When humans, or dogs or cats for that matter, react to novel situations they encounter, when they appear to generalize or synthesize prior diverse experience into a novel reaction, that new experience and new reaction feeds directly back into their mental model and alters it on the fly. It doesn't just tack on a new memory. New experience and new information back-propagates constantly adjusting the weights and meanings of prior memories. This is a more multi-dimensional alteration than simply re-training a model to come up with a new right answer... it also exposes to the human mental model all the potential flaws in all the previous answers which may have been sufficiently correct before.
This is why, for example, a 30 year old can lose control of a car on an icy road and then suddenly, in the span of half a second before crashing, remember a time they intentionally drifted a car on the street when they were 16 and reflect on how stupid they were. In the human or animal mental model, all events are recalled by other things, and all are constantly adapting, even adapting past things.

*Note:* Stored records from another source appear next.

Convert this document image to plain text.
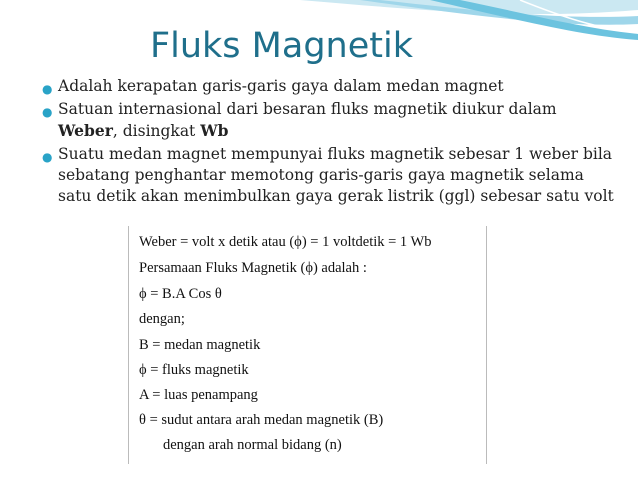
Fluks Magnetik
● Adalah kerapatan garis-garis gaya dalam medan magnet

● Satuan internasional dari besaran fluks magnetik diukur dalam

Weber, disingkat Wb

● Suatu medan magnet mempunyai fluks magnetik sebesar 1 weber bila

sebatang penghantar memotong garis-garis gaya magnetik selama

satu detik akan menimbulkan gaya gerak listrik (ggl) sebesar satu volt

Weber = volt x detik atau (ϕ) = 1 voltdetik = 1 Wb
Persamaan Fluks Magnetik (ϕ) adalah :
ϕ = B.A Cos θ
dengan;
B = medan magnetik
ϕ = fluks magnetik
A = luas penampang
θ = sudut antara arah medan magnetik (B)
dengan arah normal bidang (n)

The tokens we take in and process are not words, nor spatial artifacts. We read a whole model as a token, and our output is a vector of weighted models that we somewhat trust and somewhat discard. Meeting a new person, you will compare all their apparent models to the ones you know: Facial models, audio models, language models, political models. You ingest their vector of models as tokens and attempt to compare them to your own existing ones, while updating yours at the same time. Only once our thoughts have arranged those competing models we hold in some kind of hierarchy do we poll those models for which ones are appropriate to synthesize words or actions from.